Editorial
Copyright ©The Author(s) 2015. Published by Baishideng Publishing Group Inc. All rights reserved.
World J Gastroenterol. Jun 21, 2015; 21(23): 7084-7088
Published online Jun 21, 2015. doi: 10.3748/wjg.v21.i23.7084
Novel therapeutic approaches for hepatitis B virus covalently closed circular DNA
Motoko Ohno, Motoyuki Otsuka, Takahiro Kishikawa, Takeshi Yoshikawa, Akemi Takata, Kazuhiko Koike
Motoko Ohno, Motoyuki Otsuka, Takahiro Kishikawa, Takeshi Yoshikawa, Akemi Takata, Kazuhiko Koike, Department of Gastroenterology, Graduate School of Medicine, the University of Tokyo, Tokyo 113-8655, Japan
Author contributions: Ohno M, Otsuka M, Kishikawa T and Koike K wrote the manuscript; Yoshikawa T and Takata A prepared the figures.
Conflict-of-interest: No potential conflicts of interest relevant to this article were reported.
Open-Access: This article is an open-access article which was selected by an in-house editor and fully peer-reviewed by external reviewers. It is distributed in accordance with the Creative Commons Attribution Non Commercial (CC BY-NC 4.0) license, which permits others to distribute, remix, adapt, build upon this work non-commercially, and license their derivative works on different terms, provided the original work is properly cited and the use is non-commercial. See: http://creativecommons.org/licenses/by-nc/4.0/
Correspondence to: Motoyuki Otsuka, MD, Department of Gastroenterology, Graduate School of Medicine, the University of Tokyo, 7-3-1 Hongo, Bunkyo-ku, Tokyo 113-8655, Japan. otsukamo-tky@umin.ac.jp
Telephone: +81-3-58008812 Fax: +81-3-38140021
Received: January 28, 2015
Peer-review started: January 29, 2015
First decision: March 26, 2015
Revised: April 9, 2015
Accepted: May 4, 2015
Article in press: May 4, 2015
Published online: June 21, 2015

Abstract

Hepatitis B virus (HBV) infection is a major global health problem. Although current therapies, such as the use of nucleos(t)ide analogs, inhibit HBV replication efficiently, they do not eliminate covalently closed circular DNA (cccDNA), which persists in hepatocyte nuclei. As HBV cccDNA is a viral transcription template, novel therapeutic approaches to directly target HBV cccDNA are necessary to completely eradicate persistent HBV infections. HBV cccDNA levels in HBV-infected human liver cells are extremely low; thus, more reliable and simple measurement methods are needed to correctly monitor their levels during therapeutic treatment. Although reverse transcription-polymerase chain reaction or Southern blot procedures are currently used in research studies, these methods are not completely reliable and are also time-consuming and labor-intensive. Genome editing technologies, such as zinc finger nucleases, transcription activator-like effector nucleases, and the clustered regularly interspaced short palindromic repeats/Cas9 (CRISPR/Cas9) system, which are designed to target specific DNA sequences, represent highly promising potential therapeutic tools. In particular, the CRISPR/Cas9 system is an easily customizable sequence-specific nuclease with high flexibility and may be the most feasible approach to target HBV cccDNA. Further research to develop easier, safer, and more effective protocols should be pursued.
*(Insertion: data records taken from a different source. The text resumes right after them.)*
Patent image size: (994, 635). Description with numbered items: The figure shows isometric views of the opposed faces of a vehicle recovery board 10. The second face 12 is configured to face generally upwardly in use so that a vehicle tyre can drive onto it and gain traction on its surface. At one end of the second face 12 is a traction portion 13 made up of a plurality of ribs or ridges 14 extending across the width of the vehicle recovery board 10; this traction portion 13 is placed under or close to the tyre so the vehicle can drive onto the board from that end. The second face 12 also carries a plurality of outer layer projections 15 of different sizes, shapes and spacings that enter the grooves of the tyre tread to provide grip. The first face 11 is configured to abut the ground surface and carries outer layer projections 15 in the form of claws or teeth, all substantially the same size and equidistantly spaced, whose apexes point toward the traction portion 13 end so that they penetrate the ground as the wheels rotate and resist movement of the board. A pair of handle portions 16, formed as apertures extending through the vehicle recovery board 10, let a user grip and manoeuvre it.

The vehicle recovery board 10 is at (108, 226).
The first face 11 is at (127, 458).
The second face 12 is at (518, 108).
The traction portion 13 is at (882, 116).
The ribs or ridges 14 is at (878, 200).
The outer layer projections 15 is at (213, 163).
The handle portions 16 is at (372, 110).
Key Words: Hepatitis B virus, Covalently closed circular HBV DNA, Genome editing

Core tip: Hepatitis B virus (HBV) infection is a global health problem. Because current therapeutic approaches do not eliminate HBV nuclear covalently closed circular DNA (cccDNA), novel therapeutics to target cccDNA are needed to eradicate HBV infection. Genome editing technologies are expected to be promising therapeutic options against HBV cccDNA. In particular, the clustered regularly interspaced short palindromic repeats/Cas9 system is an easily customizable sequence-specific nuclease with great flexibility and may be the most feasible approach to target HBV cccDNA, as further research studies develop more effective protocols.



INTRODUCTION

Hepatitis B virus (HBV) infection is a major global health problem, despite the availability of effective vaccines. Approximately 2 billion people are infected with HBV, and over 350 million patients are chronic HBV carriers[1]. Chronic hepatitis B leads to a risk of liver cirrhosis and hepatocellular carcinoma, and more than 700000 people die from HBV-associated diseases each year[2].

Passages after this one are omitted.